LA VERDAD DEL CAMPESINO
Se levanta cuando amanece, en el momento en que el sol asoma por el oriente y empieza a calentar los cerros de arcilla que lo vieron nacer y lo verán acabarse.
Ya va por el otoño tardío de su vida y el campo sigue llamándolo. Y como lo llama con cariño, él, agradecido, cumple.
No es lo mismo que antaño, cuando la tierra les servía de sustento, pero todavía es provechosa y no la abandona al barbecho.
Esas tres fanegas menos unos cuantos celemines le dan la vida; no sólo la física, sino sobre todo la mental.
El quitar las malas hierbas, arar cuando toque, la siembra en su fecha, proporcionarle la cada vez más ansiada agua y por último, recoger el fruto de su trabajo, le supone el ánimo para levantarse cada día.

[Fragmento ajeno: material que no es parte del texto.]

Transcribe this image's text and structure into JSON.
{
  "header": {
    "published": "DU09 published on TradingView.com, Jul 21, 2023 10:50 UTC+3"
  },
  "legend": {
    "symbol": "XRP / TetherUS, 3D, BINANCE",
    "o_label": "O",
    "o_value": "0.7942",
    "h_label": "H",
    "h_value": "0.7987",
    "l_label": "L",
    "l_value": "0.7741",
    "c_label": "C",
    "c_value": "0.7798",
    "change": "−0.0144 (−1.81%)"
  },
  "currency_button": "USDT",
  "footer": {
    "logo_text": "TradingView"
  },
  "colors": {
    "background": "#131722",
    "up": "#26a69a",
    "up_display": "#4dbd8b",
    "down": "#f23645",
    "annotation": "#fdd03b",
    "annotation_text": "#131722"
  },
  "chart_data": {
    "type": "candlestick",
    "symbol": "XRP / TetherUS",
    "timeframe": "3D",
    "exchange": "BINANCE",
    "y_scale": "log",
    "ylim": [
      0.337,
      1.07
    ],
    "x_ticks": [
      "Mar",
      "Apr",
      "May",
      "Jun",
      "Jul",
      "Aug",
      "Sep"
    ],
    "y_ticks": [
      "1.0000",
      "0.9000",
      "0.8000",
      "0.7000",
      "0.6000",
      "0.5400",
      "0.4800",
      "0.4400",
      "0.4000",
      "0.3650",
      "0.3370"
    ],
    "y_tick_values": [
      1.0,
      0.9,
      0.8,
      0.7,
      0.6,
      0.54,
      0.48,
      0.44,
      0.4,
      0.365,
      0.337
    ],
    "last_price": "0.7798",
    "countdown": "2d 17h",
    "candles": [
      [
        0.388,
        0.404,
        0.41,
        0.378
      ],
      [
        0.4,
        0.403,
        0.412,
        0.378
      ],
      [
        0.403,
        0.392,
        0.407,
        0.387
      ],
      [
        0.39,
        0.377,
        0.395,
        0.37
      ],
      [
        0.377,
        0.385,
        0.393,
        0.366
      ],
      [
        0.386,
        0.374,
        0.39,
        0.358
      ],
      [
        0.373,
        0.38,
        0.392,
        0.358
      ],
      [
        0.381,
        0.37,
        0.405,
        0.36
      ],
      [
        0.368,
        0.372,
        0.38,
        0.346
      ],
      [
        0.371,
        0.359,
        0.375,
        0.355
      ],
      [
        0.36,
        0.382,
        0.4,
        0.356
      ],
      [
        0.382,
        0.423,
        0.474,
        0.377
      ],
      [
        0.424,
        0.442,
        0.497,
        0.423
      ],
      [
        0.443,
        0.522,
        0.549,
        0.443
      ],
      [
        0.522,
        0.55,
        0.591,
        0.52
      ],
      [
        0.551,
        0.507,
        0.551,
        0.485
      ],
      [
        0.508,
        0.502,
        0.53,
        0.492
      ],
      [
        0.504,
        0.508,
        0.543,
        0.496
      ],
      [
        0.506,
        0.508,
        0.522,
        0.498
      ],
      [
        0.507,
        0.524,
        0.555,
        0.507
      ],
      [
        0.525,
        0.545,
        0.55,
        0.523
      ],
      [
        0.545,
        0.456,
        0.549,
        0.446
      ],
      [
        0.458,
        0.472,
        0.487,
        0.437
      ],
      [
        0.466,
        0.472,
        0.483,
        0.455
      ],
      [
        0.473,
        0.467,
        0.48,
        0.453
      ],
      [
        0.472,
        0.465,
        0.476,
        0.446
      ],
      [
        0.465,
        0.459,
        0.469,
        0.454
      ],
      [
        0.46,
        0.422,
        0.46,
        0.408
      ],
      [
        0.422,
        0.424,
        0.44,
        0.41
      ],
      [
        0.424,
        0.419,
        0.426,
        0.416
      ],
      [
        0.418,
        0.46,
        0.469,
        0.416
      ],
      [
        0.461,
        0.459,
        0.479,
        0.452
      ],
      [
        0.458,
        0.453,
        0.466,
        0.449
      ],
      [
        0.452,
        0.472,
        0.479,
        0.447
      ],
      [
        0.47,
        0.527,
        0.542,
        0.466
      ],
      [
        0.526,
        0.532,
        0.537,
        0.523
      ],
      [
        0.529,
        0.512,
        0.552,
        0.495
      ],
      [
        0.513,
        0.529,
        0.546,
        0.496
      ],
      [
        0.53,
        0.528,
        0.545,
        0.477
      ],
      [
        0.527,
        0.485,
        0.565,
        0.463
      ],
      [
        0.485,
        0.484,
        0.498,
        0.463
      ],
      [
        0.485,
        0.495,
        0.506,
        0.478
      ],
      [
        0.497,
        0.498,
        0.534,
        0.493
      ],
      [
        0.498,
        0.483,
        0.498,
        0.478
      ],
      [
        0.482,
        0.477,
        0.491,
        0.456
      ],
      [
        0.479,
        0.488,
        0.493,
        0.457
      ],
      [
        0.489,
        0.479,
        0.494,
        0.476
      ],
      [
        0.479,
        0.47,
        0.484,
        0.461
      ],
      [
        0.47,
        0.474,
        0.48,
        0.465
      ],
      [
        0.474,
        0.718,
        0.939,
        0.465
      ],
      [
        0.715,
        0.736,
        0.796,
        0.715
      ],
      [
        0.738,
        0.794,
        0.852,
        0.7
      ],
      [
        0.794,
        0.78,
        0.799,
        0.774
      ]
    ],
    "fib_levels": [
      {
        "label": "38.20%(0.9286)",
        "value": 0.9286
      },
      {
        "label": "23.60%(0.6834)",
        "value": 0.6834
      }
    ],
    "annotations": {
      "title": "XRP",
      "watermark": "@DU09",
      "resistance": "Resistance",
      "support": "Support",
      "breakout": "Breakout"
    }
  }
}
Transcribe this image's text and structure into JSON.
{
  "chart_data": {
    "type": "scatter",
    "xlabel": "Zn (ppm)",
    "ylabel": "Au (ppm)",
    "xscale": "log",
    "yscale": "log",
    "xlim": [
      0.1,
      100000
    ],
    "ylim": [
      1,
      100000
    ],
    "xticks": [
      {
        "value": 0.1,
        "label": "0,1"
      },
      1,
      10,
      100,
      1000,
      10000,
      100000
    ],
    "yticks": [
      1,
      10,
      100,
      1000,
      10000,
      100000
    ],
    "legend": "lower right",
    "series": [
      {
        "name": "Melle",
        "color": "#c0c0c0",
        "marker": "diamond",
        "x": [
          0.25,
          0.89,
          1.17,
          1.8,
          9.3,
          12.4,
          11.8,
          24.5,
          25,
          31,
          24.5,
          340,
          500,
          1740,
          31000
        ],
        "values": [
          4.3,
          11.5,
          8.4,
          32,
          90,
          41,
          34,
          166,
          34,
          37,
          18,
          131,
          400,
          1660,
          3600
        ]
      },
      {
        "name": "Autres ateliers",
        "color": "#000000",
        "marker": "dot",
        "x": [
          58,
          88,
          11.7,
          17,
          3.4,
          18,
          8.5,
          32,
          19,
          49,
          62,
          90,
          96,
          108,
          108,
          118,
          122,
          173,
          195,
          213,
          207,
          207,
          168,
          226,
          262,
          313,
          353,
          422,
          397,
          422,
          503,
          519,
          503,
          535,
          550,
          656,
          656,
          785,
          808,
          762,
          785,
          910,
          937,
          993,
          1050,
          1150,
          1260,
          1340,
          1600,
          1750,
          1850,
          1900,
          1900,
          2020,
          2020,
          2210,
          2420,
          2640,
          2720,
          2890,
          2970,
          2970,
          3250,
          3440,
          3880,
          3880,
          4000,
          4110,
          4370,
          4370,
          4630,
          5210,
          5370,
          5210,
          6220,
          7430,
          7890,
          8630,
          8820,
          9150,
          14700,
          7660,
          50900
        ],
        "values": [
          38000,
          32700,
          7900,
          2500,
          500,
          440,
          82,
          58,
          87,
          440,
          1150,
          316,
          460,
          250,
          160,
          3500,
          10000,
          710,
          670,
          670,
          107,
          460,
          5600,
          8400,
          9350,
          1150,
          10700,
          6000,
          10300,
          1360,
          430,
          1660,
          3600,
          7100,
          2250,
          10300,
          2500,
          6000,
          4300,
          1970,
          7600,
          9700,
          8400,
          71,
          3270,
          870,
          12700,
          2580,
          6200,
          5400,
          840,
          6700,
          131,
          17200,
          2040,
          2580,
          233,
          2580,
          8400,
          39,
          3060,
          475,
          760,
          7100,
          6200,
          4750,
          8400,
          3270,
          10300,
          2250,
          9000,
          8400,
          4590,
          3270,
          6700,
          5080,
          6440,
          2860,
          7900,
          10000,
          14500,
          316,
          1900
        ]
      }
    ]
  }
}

Así desde que con catorce años su padre le compró una mula y lo mandó a la vega y han pasado casi siete décadas de eso.
Cuando no tiene que comprar abono, son las plantas, cuando no, tiene que arreglar la mulilla. O le da por sembrar frutales y más desembolso. Y paga el reparto de acequia y la contribución. Un no acabar de gastos.
Si el año se da bien y la cosecha es espléndida, lleva lo que no se va a comer a la plaza y cuando le pagan llega el momento más decepcionante, el que lo hunde y le recuerda que con razón le decían que el campo es una miseria.
Esa miseria que le dan por unas calabazas hermosas, por cebollas tiernas, por las patatas rojas o coles como balones, no cubren ni una quinta parte de lo que ha invertido en ello, sin contar con su sacrificio. Una pena.
Y ahora a todos los que conocemos como este hombre, mi padre, quieren meterlos en el mismo saco que a los terratenientes que tienen decenas o centenares de hectáreas regadas por los euros de subvenciones. Vergüenza debería de darles.